A caregiver reported that a doctor repeatedly called a child by the wrong name and pronoun. "I keep saying 'he,' 'Jack,' and she starts getting angry with me and flipping her head at me, like I was causing her to be annoyed . . . She gave me a look to kill."

To improve health care access for transgender youths, Gridley's team recommends mandatory training for pediatric providers and staff on gender affirming health care and awareness. They recommend developing protocols for the care of transgender youths and a roadmap for their families.

They also recommend that a child's chosen name and pronoun be recorded in medical records, and that clinics designate patient navigators to help transgender patients.

In addition, they call for more gender clinics, and they urge doctors to provide gender-affirming treatments to youths so they develop alongside their peers.

The study's senior author Dr. David Breland, of Seattle Children's Research Institute, was unable respond to a request for comment by press time.

Dr. Aron Janssen, who directs the Gender and Sexuality Service at NYU Langone's Child Study Center in New York City and wasn't involved in the study, told Reuters Health that access to health care for transgender youths is generally moving in the right direction. But still, he said, there are things in medical education that need to change.

He said some organizations are helping to train doctors to care for transgender youths and adults.

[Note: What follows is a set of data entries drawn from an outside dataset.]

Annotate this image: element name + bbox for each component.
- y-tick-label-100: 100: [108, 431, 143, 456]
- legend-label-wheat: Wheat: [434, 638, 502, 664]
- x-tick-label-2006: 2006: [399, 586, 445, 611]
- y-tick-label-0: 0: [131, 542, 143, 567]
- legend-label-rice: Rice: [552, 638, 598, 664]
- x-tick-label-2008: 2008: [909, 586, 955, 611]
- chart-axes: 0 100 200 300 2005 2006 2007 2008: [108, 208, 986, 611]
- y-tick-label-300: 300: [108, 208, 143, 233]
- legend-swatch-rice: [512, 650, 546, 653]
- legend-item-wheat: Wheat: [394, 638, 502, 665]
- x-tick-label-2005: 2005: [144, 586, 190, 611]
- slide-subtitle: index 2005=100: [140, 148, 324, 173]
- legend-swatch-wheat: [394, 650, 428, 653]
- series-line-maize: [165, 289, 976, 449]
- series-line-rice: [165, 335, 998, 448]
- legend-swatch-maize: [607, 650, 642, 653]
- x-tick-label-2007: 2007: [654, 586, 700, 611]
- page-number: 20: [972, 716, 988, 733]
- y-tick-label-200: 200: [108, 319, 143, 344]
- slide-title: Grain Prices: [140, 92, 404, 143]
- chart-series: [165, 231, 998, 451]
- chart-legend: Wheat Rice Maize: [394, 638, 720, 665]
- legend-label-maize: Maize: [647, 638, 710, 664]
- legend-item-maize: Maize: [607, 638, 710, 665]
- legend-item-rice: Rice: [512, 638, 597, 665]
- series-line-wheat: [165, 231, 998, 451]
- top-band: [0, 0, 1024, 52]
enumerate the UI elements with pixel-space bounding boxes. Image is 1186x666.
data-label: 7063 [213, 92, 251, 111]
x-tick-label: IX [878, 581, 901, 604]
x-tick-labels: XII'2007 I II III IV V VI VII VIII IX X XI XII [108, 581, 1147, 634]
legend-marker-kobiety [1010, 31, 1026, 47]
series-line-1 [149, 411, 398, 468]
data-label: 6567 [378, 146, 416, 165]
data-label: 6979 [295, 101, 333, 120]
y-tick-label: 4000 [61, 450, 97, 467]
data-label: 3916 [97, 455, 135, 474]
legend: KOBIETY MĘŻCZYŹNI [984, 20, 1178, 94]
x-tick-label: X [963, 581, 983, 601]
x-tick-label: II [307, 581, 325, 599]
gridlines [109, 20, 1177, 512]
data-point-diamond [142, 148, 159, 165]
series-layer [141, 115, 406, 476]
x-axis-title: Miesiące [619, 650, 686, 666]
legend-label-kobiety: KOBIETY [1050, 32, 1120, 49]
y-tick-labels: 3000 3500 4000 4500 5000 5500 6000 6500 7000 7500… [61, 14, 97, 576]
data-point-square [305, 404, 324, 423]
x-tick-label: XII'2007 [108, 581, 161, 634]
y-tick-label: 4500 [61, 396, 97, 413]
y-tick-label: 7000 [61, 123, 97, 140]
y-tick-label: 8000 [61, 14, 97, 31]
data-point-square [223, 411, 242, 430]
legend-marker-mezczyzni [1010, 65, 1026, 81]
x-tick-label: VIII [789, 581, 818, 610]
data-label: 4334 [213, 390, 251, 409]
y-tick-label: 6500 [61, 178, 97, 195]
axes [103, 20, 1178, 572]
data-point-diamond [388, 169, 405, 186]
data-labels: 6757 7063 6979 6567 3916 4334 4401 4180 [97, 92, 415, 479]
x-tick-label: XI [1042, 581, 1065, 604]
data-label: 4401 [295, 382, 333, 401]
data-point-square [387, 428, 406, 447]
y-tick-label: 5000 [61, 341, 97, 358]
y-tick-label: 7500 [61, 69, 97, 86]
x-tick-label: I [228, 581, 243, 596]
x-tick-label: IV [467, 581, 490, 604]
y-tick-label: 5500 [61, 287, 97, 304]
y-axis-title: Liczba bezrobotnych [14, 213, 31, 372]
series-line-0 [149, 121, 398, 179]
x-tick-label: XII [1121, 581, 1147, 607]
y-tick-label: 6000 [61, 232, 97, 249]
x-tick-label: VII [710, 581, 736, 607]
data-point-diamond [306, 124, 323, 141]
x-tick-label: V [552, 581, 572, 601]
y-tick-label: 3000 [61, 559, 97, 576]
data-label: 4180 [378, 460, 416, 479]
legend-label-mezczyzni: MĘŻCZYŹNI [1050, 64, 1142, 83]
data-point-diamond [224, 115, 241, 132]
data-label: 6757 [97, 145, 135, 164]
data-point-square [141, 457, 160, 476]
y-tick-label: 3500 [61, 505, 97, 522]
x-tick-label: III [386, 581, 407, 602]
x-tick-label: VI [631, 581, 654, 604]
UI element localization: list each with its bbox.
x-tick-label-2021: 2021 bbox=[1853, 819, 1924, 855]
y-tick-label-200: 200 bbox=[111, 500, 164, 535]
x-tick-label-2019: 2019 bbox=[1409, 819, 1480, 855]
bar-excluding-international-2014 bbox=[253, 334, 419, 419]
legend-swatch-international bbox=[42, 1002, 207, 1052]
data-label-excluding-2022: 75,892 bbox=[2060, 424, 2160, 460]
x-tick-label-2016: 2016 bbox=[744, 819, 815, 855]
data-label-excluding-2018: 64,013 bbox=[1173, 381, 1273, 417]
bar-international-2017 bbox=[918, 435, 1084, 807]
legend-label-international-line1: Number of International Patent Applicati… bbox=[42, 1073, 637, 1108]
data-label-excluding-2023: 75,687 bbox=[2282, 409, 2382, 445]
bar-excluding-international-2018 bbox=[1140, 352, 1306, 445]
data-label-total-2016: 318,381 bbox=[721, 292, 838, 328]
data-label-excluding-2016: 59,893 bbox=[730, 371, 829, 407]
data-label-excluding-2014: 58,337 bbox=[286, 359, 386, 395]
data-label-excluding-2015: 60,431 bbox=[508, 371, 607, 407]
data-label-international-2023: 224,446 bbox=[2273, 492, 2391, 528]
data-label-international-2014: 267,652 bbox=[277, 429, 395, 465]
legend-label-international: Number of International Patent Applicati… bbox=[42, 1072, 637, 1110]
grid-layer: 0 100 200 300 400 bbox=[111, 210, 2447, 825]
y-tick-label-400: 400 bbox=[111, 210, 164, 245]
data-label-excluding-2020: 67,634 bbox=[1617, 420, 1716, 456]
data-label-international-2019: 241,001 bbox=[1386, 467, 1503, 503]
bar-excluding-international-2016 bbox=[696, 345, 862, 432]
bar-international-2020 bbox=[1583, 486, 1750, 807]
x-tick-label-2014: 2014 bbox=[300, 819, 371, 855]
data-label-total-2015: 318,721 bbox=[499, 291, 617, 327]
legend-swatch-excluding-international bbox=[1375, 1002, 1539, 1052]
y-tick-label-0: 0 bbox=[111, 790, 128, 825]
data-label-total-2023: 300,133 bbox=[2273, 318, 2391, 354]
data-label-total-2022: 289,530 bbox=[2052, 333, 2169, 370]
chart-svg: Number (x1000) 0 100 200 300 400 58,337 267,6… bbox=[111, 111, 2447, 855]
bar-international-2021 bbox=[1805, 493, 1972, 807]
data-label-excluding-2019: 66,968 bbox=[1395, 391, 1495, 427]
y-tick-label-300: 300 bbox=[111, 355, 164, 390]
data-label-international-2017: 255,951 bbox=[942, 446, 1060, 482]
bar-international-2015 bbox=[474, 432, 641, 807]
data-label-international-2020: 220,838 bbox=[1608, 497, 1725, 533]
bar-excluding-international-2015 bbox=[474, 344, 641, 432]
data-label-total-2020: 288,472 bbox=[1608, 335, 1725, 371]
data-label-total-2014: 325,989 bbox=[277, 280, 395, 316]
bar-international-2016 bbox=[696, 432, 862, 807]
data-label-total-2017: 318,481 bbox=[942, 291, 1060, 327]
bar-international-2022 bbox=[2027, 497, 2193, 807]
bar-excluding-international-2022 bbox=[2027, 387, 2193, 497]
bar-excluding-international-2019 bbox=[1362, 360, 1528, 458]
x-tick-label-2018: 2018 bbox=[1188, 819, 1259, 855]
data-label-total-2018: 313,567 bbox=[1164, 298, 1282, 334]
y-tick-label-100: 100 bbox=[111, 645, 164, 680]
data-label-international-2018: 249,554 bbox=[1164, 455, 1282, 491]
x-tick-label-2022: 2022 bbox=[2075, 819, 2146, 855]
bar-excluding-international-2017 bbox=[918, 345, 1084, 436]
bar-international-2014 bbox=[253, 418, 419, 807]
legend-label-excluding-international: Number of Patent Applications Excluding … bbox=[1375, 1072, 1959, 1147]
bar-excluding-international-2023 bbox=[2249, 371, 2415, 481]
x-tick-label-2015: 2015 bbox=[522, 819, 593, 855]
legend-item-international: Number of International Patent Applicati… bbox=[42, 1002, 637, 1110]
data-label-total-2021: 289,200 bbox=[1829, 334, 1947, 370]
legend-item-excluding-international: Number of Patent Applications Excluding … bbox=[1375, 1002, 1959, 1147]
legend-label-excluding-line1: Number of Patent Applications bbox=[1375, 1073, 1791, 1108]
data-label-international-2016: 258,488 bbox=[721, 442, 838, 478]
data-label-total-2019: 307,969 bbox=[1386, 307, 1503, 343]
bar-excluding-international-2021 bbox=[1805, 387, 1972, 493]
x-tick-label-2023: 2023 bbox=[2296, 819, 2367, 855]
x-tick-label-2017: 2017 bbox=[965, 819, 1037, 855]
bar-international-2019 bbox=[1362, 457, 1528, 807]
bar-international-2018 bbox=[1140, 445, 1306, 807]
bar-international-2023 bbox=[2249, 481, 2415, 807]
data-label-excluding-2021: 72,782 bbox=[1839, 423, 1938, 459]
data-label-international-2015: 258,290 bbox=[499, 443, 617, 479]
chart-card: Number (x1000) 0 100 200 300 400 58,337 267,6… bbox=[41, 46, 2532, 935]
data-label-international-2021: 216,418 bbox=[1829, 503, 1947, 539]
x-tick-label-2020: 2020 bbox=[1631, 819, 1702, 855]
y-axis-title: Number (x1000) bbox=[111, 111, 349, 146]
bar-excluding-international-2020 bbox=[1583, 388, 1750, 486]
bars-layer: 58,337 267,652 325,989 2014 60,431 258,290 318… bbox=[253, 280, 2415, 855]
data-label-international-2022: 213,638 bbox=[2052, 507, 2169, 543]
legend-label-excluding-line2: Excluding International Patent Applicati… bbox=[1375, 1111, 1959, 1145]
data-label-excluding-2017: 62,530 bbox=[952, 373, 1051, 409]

Doctors who don't feel equipped to provide competent care should take steps to get educated, he said.

"The important piece about the study is that it incorporates the patient's family's voice," said Janssen. "All too often, services are developed without the perspective of patients and their families. I think it's a vital piece and a piece that we haven't heard much of."

He added, "Too often the patient and family voices are absent in the scientific literature and they're the ones who are most affected by treatment and access issues, and they're crucial to the research we do."